Шрифт:
Интервал:
Закладка:
Небо понемногу расчистилось, высветилось; остались две тёмные полосы облаков на западе. Однако вечер брал своё – часа через два начнёт смеркаться.
За деревней Лжун на шестнадцатом километре грунтовки свернули на раскисший глинистый просёлок, который, впрочем, вскоре вильнул с поля в перелесок и окреп.
– Я, Пётр Ляксеич, и лося брал, – продолжал незаметно перетёкший с попов на охоту разговор Пал Палыч. – Один то есть. Ну, когда врямена совсем худые были. А тяперь мне столько мяса зачем? У меня на дворе кроли, и корова с тялёнком, и поросят двое. В самый раз – и нам с Ниной, и детя́м в город. Разве только кабана позволю…
Сколько Пётр Алексеевич знал Пал Палыча, тот и в самом деле, чтобы на охоте лишнего взять – ни-ни, даже в азарте: вроде как видит добычу – палит, а выходит всякий раз в меру, без перестрела.
– Как же вы лося в одиночку брали?
– А есть ухватки, – подбоченился Пал Палыч. – Вот, к примеру, заметишь в лесу место, где лось ходит, и валишь там осину-две. Если другой день видишь, что лось на них кору дярёт, делаешь на стволе вырубку – вроде корытца – и сыплешь пачку соли. Лось на тот солонец пойдёт: больно ему нравится соль лизать. После, стало быть, надо в засидку садиться. Лось сюда только на вячёрку явится, до заката – в тямноте на солонец ня ходит. Ня то что кабан – тот и в темь на прикормку пойдёт. В темь ему даже лучше. – Пал Палыч устремил взгляд вдаль, не вглядываясь – вспоминая. – Уж больно осторожный. С одной стороны к прикормке подойдёт – я на прикормку кукурузу сыплю, – встанет поодаль, принюхается, оглядится, обойдёт кругом и выйдет с другого края. И снова принюхивается, смотрит, слушает. А если в след мой ткнётся и учует, то аж отпрыгнет, как ошпарился…
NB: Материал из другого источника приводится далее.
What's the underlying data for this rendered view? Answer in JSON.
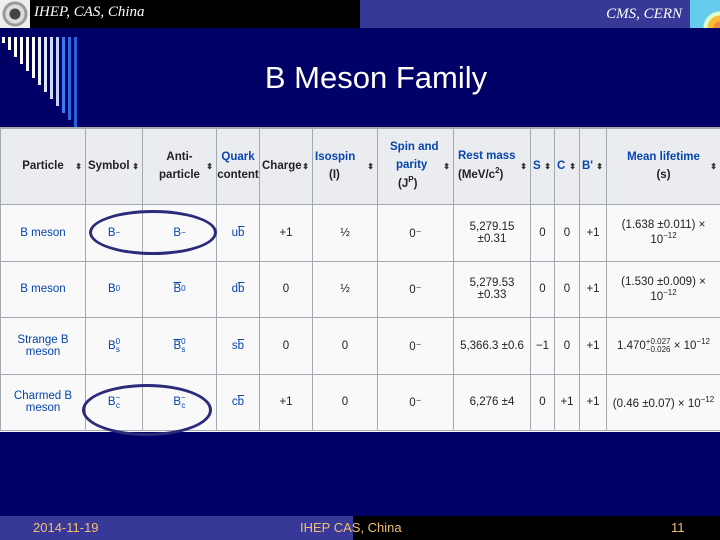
{
  "header": {
    "org_left": "IHEP, CAS, China",
    "org_right": "CMS, CERN",
    "logo_left_icon": "ihep-logo-icon",
    "logo_right_icon": "cms-detector-logo-icon"
  },
  "slide": {
    "title": "B Meson Family"
  },
  "table": {
    "columns": [
      {
        "label": "Particle",
        "sortable": true
      },
      {
        "label": "Symbol",
        "sortable": true
      },
      {
        "label": "Anti-particle",
        "sortable": true
      },
      {
        "label": "Quark content",
        "sortable": false
      },
      {
        "label": "Charge",
        "sortable": true
      },
      {
        "label": "Isospin (I)",
        "sortable": true
      },
      {
        "label": "Spin and parity (J^P)",
        "sortable": true
      },
      {
        "label": "Rest mass (MeV/c^2)",
        "sortable": true
      },
      {
        "label": "S",
        "sortable": true
      },
      {
        "label": "C",
        "sortable": true
      },
      {
        "label": "B'",
        "sortable": true
      },
      {
        "label": "Mean lifetime (s)",
        "sortable": true
      }
    ],
    "header_parts": {
      "particle": "Particle",
      "symbol": "Symbol",
      "anti_1": "Anti-",
      "anti_2": "particle",
      "quark_1": "Quark",
      "quark_2": "content",
      "charge": "Charge",
      "isospin_1": "Isospin",
      "isospin_2": "(I)",
      "spin_1": "Spin and",
      "spin_2": "parity",
      "spin_3a": "(J",
      "spin_3sup": "P",
      "spin_3b": ")",
      "mass_1": "Rest mass",
      "mass_2a": "(MeV/c",
      "mass_2sup": "2",
      "mass_2b": ")",
      "s": "S",
      "c": "C",
      "bprime": "B'",
      "life_1": "Mean lifetime",
      "life_2": "(s)",
      "sort_glyph": "⬍"
    },
    "rows": [
      {
        "particle": "B meson",
        "symbol_base": "B",
        "symbol_sup": "−",
        "symbol_sub": "",
        "anti_base": "B",
        "anti_sup": "−",
        "anti_sub": "",
        "anti_bar": false,
        "quark_a": "u",
        "quark_b": "b",
        "charge": "+1",
        "isospin": "½",
        "spin_parity": "0⁻",
        "mass": "5,279.15 ±0.31",
        "S": "0",
        "C": "0",
        "Bp": "+1",
        "lifetime": "(1.638 ±0.011) × 10",
        "lifetime_exp": "−12",
        "circled": true
      },
      {
        "particle": "B meson",
        "symbol_base": "B",
        "symbol_sup": "0",
        "symbol_sub": "",
        "anti_base": "B",
        "anti_sup": "0",
        "anti_sub": "",
        "anti_bar": true,
        "quark_a": "d",
        "quark_b": "b",
        "charge": "0",
        "isospin": "½",
        "spin_parity": "0⁻",
        "mass": "5,279.53 ±0.33",
        "S": "0",
        "C": "0",
        "Bp": "+1",
        "lifetime": "(1.530 ±0.009) × 10",
        "lifetime_exp": "−12",
        "circled": false
      },
      {
        "particle": "Strange B meson",
        "symbol_base": "B",
        "symbol_sup": "0",
        "symbol_sub": "s",
        "anti_base": "B",
        "anti_sup": "0",
        "anti_sub": "s",
        "anti_bar": true,
        "quark_a": "s",
        "quark_b": "b",
        "charge": "0",
        "isospin": "0",
        "spin_parity": "0⁻",
        "mass": "5,366.3 ±0.6",
        "S": "−1",
        "C": "0",
        "Bp": "+1",
        "lifetime_main": "1.470",
        "lifetime_plus": "+0.027",
        "lifetime_minus": "−0.026",
        "lifetime_tail": "× 10",
        "lifetime_exp": "−12",
        "circled": false
      },
      {
        "particle": "Charmed B meson",
        "symbol_base": "B",
        "symbol_sup": "−",
        "symbol_sub": "c",
        "anti_base": "B",
        "anti_sup": "−",
        "anti_sub": "c",
        "anti_bar": false,
        "quark_a": "c",
        "quark_b": "b",
        "charge": "+1",
        "isospin": "0",
        "spin_parity": "0⁻",
        "mass": "6,276 ±4",
        "S": "0",
        "C": "+1",
        "Bp": "+1",
        "lifetime": "(0.46 ±0.07) × 10",
        "lifetime_exp": "−12",
        "circled": true
      }
    ]
  },
  "footer": {
    "date": "2014-11-19",
    "org": "IHEP CAS, China",
    "page": "11"
  },
  "colors": {
    "background": "#000066",
    "header_band": "#383898",
    "footer_text": "#f0c070",
    "link": "#0645ad",
    "circle": "#2b2b7a"
  }
}
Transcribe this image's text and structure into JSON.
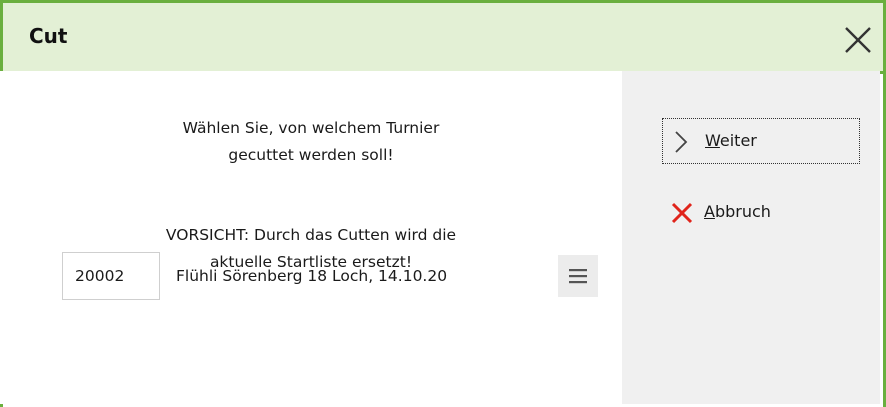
{
  "dialog": {
    "title": "Cut",
    "accent_color": "#6aaf3e",
    "header_bg": "#e3f0d5"
  },
  "message": {
    "line1": "Wählen Sie, von welchem Turnier",
    "line2": "gecuttet werden soll!",
    "line3": "VORSICHT: Durch das Cutten wird die",
    "line4": "aktuelle Startliste ersetzt!"
  },
  "tournament": {
    "number": "20002",
    "name": "Flühli Sörenberg 18 Loch, 14.10.20",
    "menu_icon": "hamburger-menu-icon"
  },
  "actions": {
    "next": {
      "mnemonic": "W",
      "rest": "eiter",
      "icon": "chevron-right-icon"
    },
    "cancel": {
      "mnemonic": "A",
      "rest": "bbruch",
      "icon": "close-x-icon",
      "icon_color": "#e0241b"
    }
  }
}
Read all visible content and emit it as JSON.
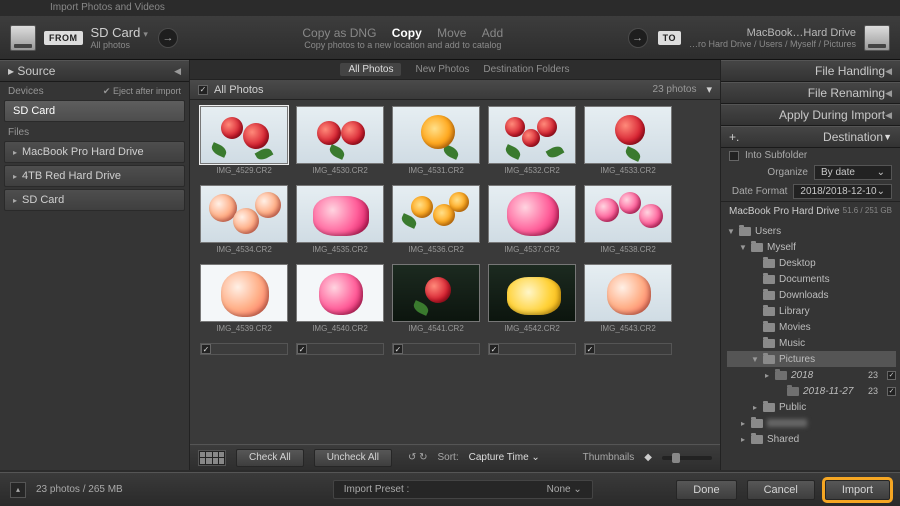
{
  "title": "Import Photos and Videos",
  "top": {
    "from_badge": "FROM",
    "source": "SD Card",
    "source_sub": "All photos",
    "modes": [
      "Copy as DNG",
      "Copy",
      "Move",
      "Add"
    ],
    "mode_selected": "Copy",
    "mode_sub": "Copy photos to a new location and add to catalog",
    "to_badge": "TO",
    "dest": "MacBook…Hard Drive",
    "dest_sub": "…ro Hard Drive / Users / Myself / Pictures"
  },
  "left": {
    "header": "Source",
    "devices_label": "Devices",
    "eject_label": "Eject after import",
    "devices": [
      "SD Card"
    ],
    "files_label": "Files",
    "files": [
      "MacBook Pro Hard Drive",
      "4TB Red Hard Drive",
      "SD Card"
    ]
  },
  "center": {
    "tabs": [
      "All Photos",
      "New Photos",
      "Destination Folders"
    ],
    "tab_selected": "All Photos",
    "header": "All Photos",
    "count": "23 photos",
    "check_all": "Check All",
    "uncheck_all": "Uncheck All",
    "sort_label": "Sort:",
    "sort_value": "Capture Time",
    "thumbnails_label": "Thumbnails",
    "photos": [
      {
        "f": "IMG_4529.CR2",
        "v": "a"
      },
      {
        "f": "IMG_4530.CR2",
        "v": "b"
      },
      {
        "f": "IMG_4531.CR2",
        "v": "c"
      },
      {
        "f": "IMG_4532.CR2",
        "v": "d"
      },
      {
        "f": "IMG_4533.CR2",
        "v": "e"
      },
      {
        "f": "IMG_4534.CR2",
        "v": "f"
      },
      {
        "f": "IMG_4535.CR2",
        "v": "g"
      },
      {
        "f": "IMG_4536.CR2",
        "v": "h"
      },
      {
        "f": "IMG_4537.CR2",
        "v": "i"
      },
      {
        "f": "IMG_4538.CR2",
        "v": "j"
      },
      {
        "f": "IMG_4539.CR2",
        "v": "k"
      },
      {
        "f": "IMG_4540.CR2",
        "v": "l"
      },
      {
        "f": "IMG_4541.CR2",
        "v": "m"
      },
      {
        "f": "IMG_4542.CR2",
        "v": "n"
      },
      {
        "f": "IMG_4543.CR2",
        "v": "o"
      }
    ]
  },
  "right": {
    "sections": [
      "File Handling",
      "File Renaming",
      "Apply During Import",
      "Destination"
    ],
    "into_subfolder": "Into Subfolder",
    "organize_label": "Organize",
    "organize_value": "By date",
    "dateformat_label": "Date Format",
    "dateformat_value": "2018/2018-12-10",
    "drive": "MacBook Pro Hard Drive",
    "drive_stats": "51.6 / 251 GB",
    "tree": {
      "root": "Users",
      "user": "Myself",
      "children": [
        "Desktop",
        "Documents",
        "Downloads",
        "Library",
        "Movies",
        "Music"
      ],
      "pictures": "Pictures",
      "year": {
        "label": "2018",
        "count": "23"
      },
      "date": {
        "label": "2018-11-27",
        "count": "23"
      },
      "extra": [
        "Public",
        "",
        "Shared"
      ]
    }
  },
  "bottom": {
    "status": "23 photos / 265 MB",
    "preset_label": "Import Preset :",
    "preset_value": "None",
    "done": "Done",
    "cancel": "Cancel",
    "import": "Import"
  }
}
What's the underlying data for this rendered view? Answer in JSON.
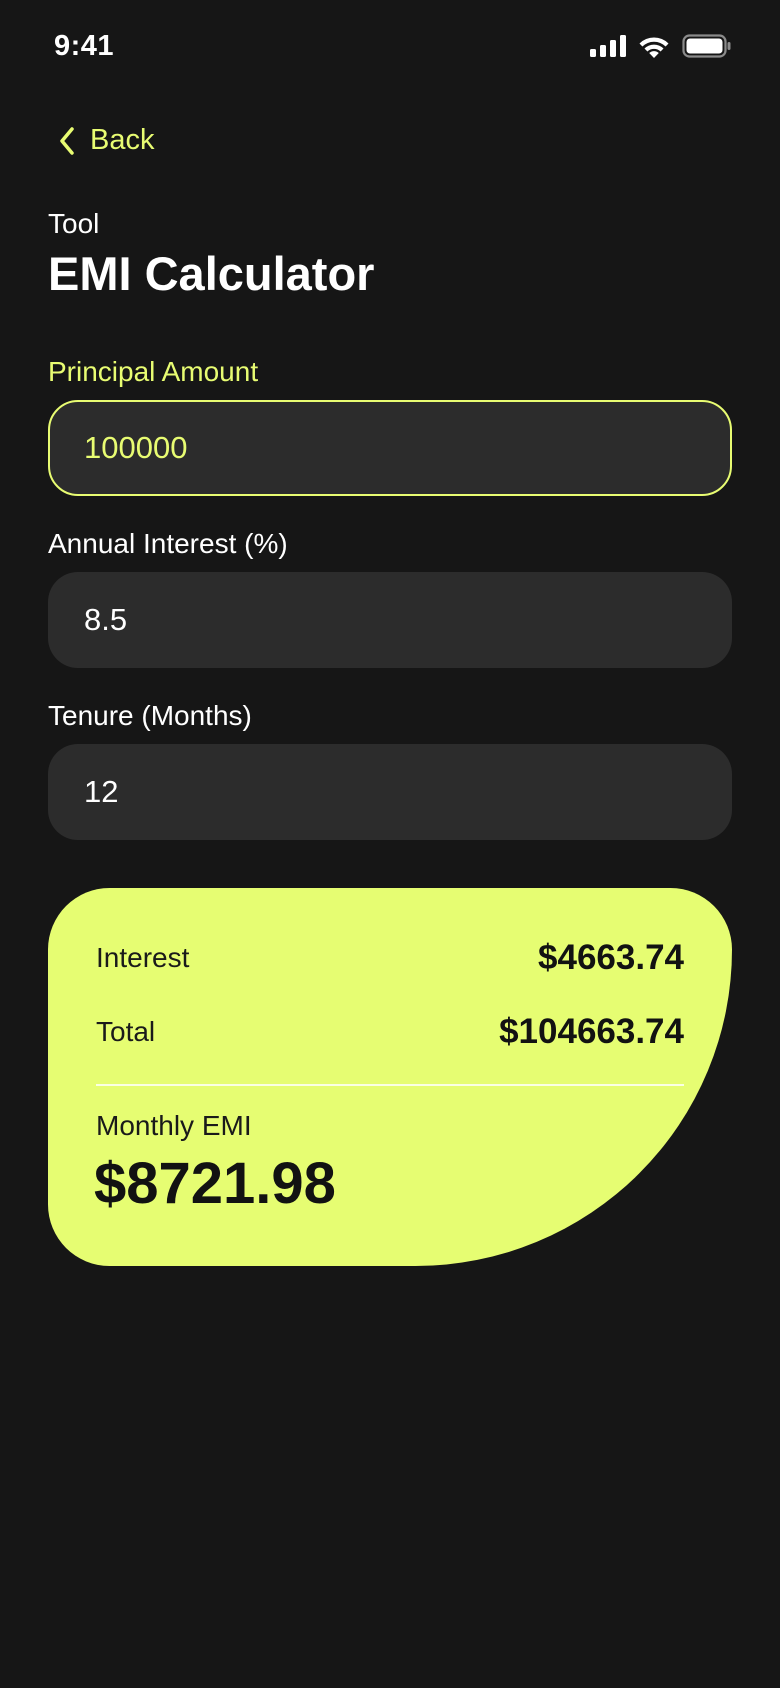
{
  "status_bar": {
    "time": "9:41",
    "icons": [
      "cellular-signal-icon",
      "wifi-icon",
      "battery-icon"
    ]
  },
  "nav": {
    "back_label": "Back",
    "back_icon": "chevron-left-icon"
  },
  "header": {
    "eyebrow": "Tool",
    "title": "EMI Calculator"
  },
  "form": {
    "principal": {
      "label": "Principal Amount",
      "value": "100000",
      "active": true
    },
    "interest": {
      "label": "Annual Interest (%)",
      "value": "8.5",
      "active": false
    },
    "tenure": {
      "label": "Tenure (Months)",
      "value": "12",
      "active": false
    }
  },
  "result": {
    "interest_label": "Interest",
    "interest_value": "$4663.74",
    "total_label": "Total",
    "total_value": "$104663.74",
    "emi_label": "Monthly EMI",
    "emi_value": "$8721.98"
  },
  "colors": {
    "background": "#161616",
    "accent": "#e6fd72",
    "field_background": "#2c2c2c",
    "text_primary": "#ffffff",
    "text_dark": "#121212"
  }
}
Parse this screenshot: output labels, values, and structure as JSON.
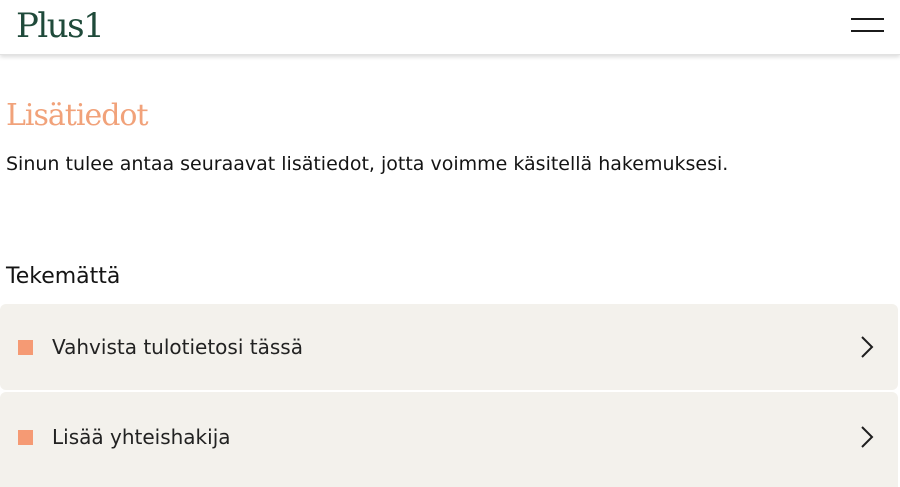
{
  "header": {
    "logo_text": "Plus1",
    "menu_icon": "hamburger-menu-icon"
  },
  "page": {
    "title": "Lisätiedot",
    "intro": "Sinun tulee antaa seuraavat lisätiedot, jotta voimme käsitellä hakemuksesi."
  },
  "tasks": {
    "section_title": "Tekemättä",
    "status_color": "#f59a74",
    "items": [
      {
        "label": "Vahvista tulotietosi tässä",
        "icon": "chevron-right-icon"
      },
      {
        "label": "Lisää yhteishakija",
        "icon": "chevron-right-icon"
      }
    ]
  },
  "colors": {
    "brand_green": "#1f4a3a",
    "title_orange": "#f1a27a",
    "card_bg": "#f3f1ec"
  }
}
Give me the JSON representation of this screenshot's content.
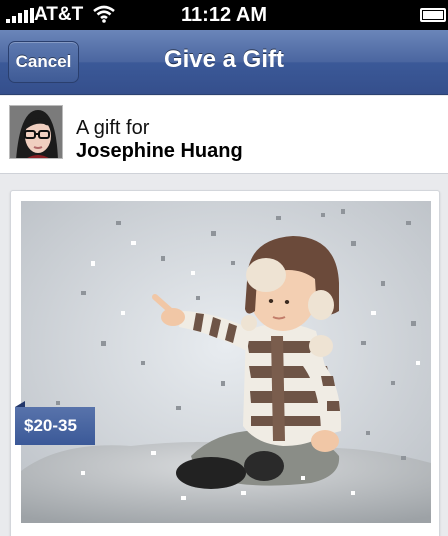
{
  "status_bar": {
    "carrier": "AT&T",
    "time": "11:12 AM",
    "signal_bars": 5,
    "battery_level": 0.9,
    "icons": [
      "signal-icon",
      "wifi-icon",
      "battery-icon"
    ]
  },
  "nav_bar": {
    "cancel_label": "Cancel",
    "title": "Give a Gift",
    "color": "#3b5998"
  },
  "recipient": {
    "prefix": "A gift for",
    "name": "Josephine Huang"
  },
  "gift": {
    "price_range": "$20-35",
    "image": "photo of a toddler in a striped sweater and aviator hat sitting among confetti"
  },
  "colors": {
    "brand_blue": "#3b5998",
    "background": "#e9eaed"
  }
}
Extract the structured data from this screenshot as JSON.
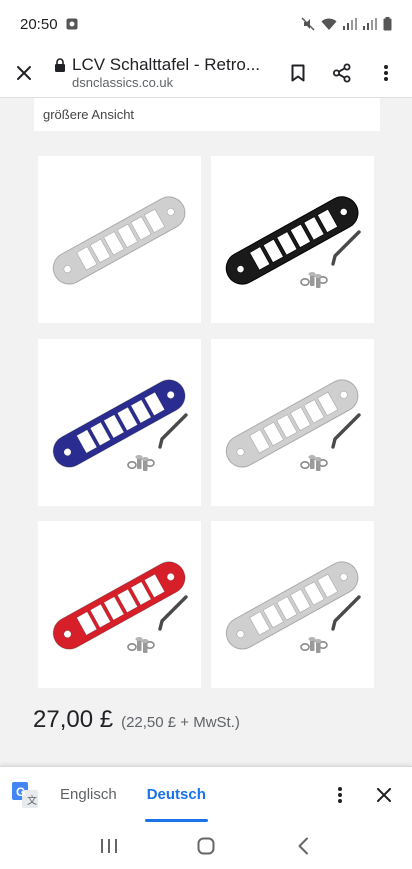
{
  "status_bar": {
    "time": "20:50"
  },
  "toolbar": {
    "title": "LCV Schalttafel - Retro...",
    "url": "dsnclassics.co.uk",
    "icons": [
      "close-icon",
      "lock-icon",
      "bookmark-icon",
      "share-icon",
      "more-vert-icon"
    ]
  },
  "page": {
    "caption": "größere Ansicht",
    "images": [
      {
        "color_name": "silver",
        "color": "#cfcfcf",
        "has_tool": false
      },
      {
        "color_name": "black",
        "color": "#1a1a1a",
        "has_tool": true
      },
      {
        "color_name": "blue",
        "color": "#2a2d8f",
        "has_tool": true
      },
      {
        "color_name": "silver",
        "color": "#cfcfcf",
        "has_tool": true
      },
      {
        "color_name": "red",
        "color": "#d71f2a",
        "has_tool": true
      },
      {
        "color_name": "silver",
        "color": "#cfcfcf",
        "has_tool": true
      }
    ],
    "price": "27,00 £",
    "price_note": "(22,50 £ + MwSt.)"
  },
  "translate_bar": {
    "lang_source": "Englisch",
    "lang_target": "Deutsch",
    "active_color": "#1a73e8"
  },
  "nav_bar": {
    "icons": [
      "recents-icon",
      "home-icon",
      "back-icon"
    ]
  }
}
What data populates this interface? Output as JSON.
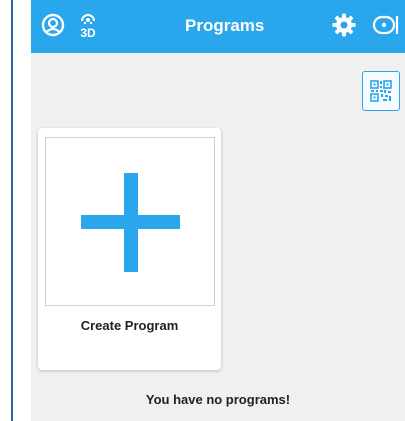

Миновав безбрежную лужу, въехали в деревню и подкатили к неказистому, как всё в этом дичающем краю, дому рыбака Володи, приходившегося Пал Палычу не то свояком, не то кумом, не то бывшим сослуживцем. Деревня стояла на пологом берегу Селецкого озера – в весенние разливы вода по осочнику подходила к деревне вплотную, а летом и осенью к лодкам случалось топать ещё с четверть версты. Впрочем, если осень выдавалась сухой и луг не развозило в болотý, Пётр Алексеевич подгонял машину прямо к лодкам.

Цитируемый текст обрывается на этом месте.